Начинался этот урок-экзекуция на рассвете, и длился не так долго, как можно было ожидать. Когда Дарда, подозревая, что Ильгок ее жалеет, сказала, что может выдержать и дольше, он отрезал: "Слишком долго – плохо". Для кого плохо – не пояснил. Так что все остальное время Дарда была предоставлена самой себе. И тратила она это время в основном на добывание пищи.

В распадке попадались деревья и кусты, каких Дарда никогда прежде не видела. Опытным путем – следя за птицами, она определила, какие плоды и ягоды съедобны. Кроме них, а также орехов и желудей можно было употреблять в пищу некоторые корни. Но этого было недостаточно. Дарда росла, и голод напоминал о себе довольно часто. При том обжорой она вовсе не была, и ела, пожалуй, даже меньше большинства своих ровесниц.
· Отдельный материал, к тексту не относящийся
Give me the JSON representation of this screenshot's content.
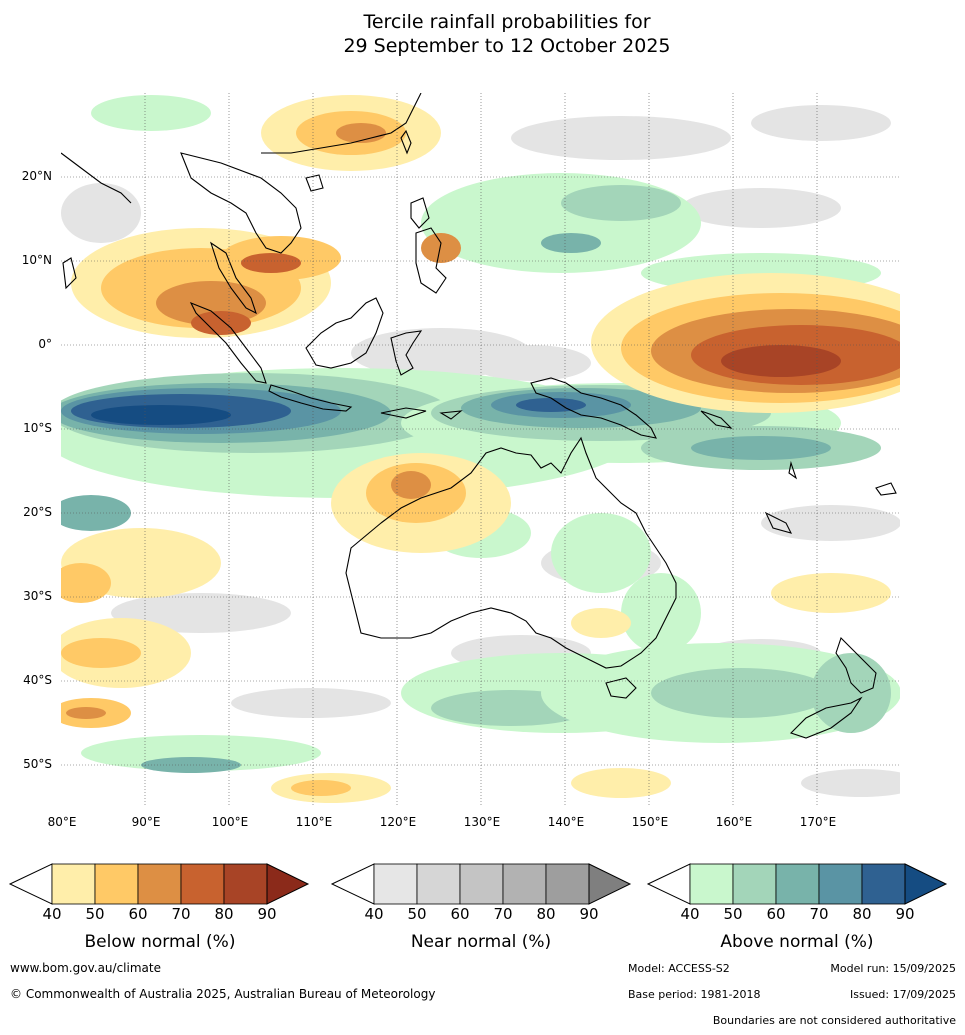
{
  "title_line1": "Tercile rainfall probabilities for",
  "title_line2": "29 September to 12 October 2025",
  "lat_labels": [
    "20°N",
    "10°N",
    "0°",
    "10°S",
    "20°S",
    "30°S",
    "40°S",
    "50°S"
  ],
  "lon_labels": [
    "80°E",
    "90°E",
    "100°E",
    "110°E",
    "120°E",
    "130°E",
    "140°E",
    "150°E",
    "160°E",
    "170°E"
  ],
  "colorbars": {
    "below": {
      "title": "Below normal (%)",
      "ticks": [
        "40",
        "50",
        "60",
        "70",
        "80",
        "90"
      ],
      "colors": [
        "#ffeeaa",
        "#ffc966",
        "#dd8f44",
        "#c8622f",
        "#a84426",
        "#8b2a1a"
      ]
    },
    "near": {
      "title": "Near normal (%)",
      "ticks": [
        "40",
        "50",
        "60",
        "70",
        "80",
        "90"
      ],
      "colors": [
        "#e6e6e6",
        "#d6d6d6",
        "#c4c4c4",
        "#b2b2b2",
        "#9e9e9e",
        "#7f7f7f"
      ]
    },
    "above": {
      "title": "Above normal (%)",
      "ticks": [
        "40",
        "50",
        "60",
        "70",
        "80",
        "90"
      ],
      "colors": [
        "#c9f7cd",
        "#a3d5b9",
        "#78b3aa",
        "#5a94a4",
        "#2f6191",
        "#154c82"
      ]
    }
  },
  "footer": {
    "url": "www.bom.gov.au/climate",
    "copyright": "© Commonwealth of Australia 2025, Australian Bureau of Meteorology",
    "model": "Model: ACCESS-S2",
    "model_run": "Model run: 15/09/2025",
    "base_period": "Base period: 1981-2018",
    "issued": "Issued: 17/09/2025",
    "disclaimer": "Boundaries are not considered authoritative"
  }
}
Она возобновила свои занятия с пращой. Хищники сюда не забредали. хотя наверху. как сказал ей Ильгок, бродили волки и шакалы. Но и дичь покрупнее, за которой хищники охотились, также оставалась наверху. Поэтому Дарда не стала заново делать лук со стрелами. Зато она смастерила силки – в дело шли лианы, древесные волокна. Таким образом Дарда могла бы сделать и сети. Но рыбу она предпочитала ловить руками – может потому, что ей просто нравилось купаться, не ожидая обвинений, будто она оскверняет святыню. А что вода холодна, так в горах было холоднее.
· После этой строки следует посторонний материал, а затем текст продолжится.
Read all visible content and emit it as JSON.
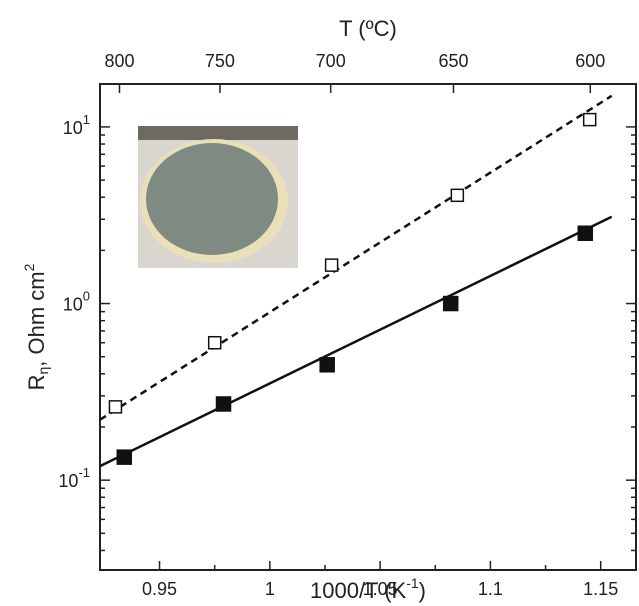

Добычу она чистила, разделывала и жарила на камнях, нанизав ее на прутья, или просто на костре, предварительно обмазав глиной. Дома всегда готовила мать, но на пастбищах Дарде приходилось самой о себе заботиться, а кое-чему она научилась, наблюдая за Самлой. Потом они с Ильгоком принимались за еду. Он никогда не спрашивал, как и что ей приходится делать, чтобы они были сыты, и не благодарил ее за предложенное, точно так и полагалось. Правда, отец тоже не благодарил мать, но он иногда молился богам и приносил им жертвы, за то, что они даровали пищу. Дарда не знала, молится ли хваран, и какие у него боги. Она не знала также, как он добывал еду до ее прихода из пустыни. Впрочем, ел он очень мало, еще меньше, чем Дарда, и в основном, растительную пищу. Иногда рыбу. Дарда, которая больше всего любила мясо, никак не могла понять, как можно предпочесть горсть желудей жареному кролику. Ей он по этому поводу ничего не говорил и не давал объяснений. Но смотреть, как он ест, вообще было любопытно. Делал он это деликатно, не перемазывался, не чавкал. Дарду это очень удивляло. Она никогда не видела, чтобы мужчина так ел. Вообще он никогда не выказывал, что голоден. Неужто он и впрямь приучил себя обходиться самой малостью? Вряд ли он здесь охотился. Правда, посох оказался не единственным его оружием. У него был с собой кинжал, которого при первой встрече Дарда не заметила – короткий, с гардой, с каждой стороны загнутой в сторону клинка. Он был очень острый – и, в отличие от бронзового ножа Дарды, выкован из настоящего железа. Но при всех своих достоинствах для охотничьего промысла этот кинжал явно не годился.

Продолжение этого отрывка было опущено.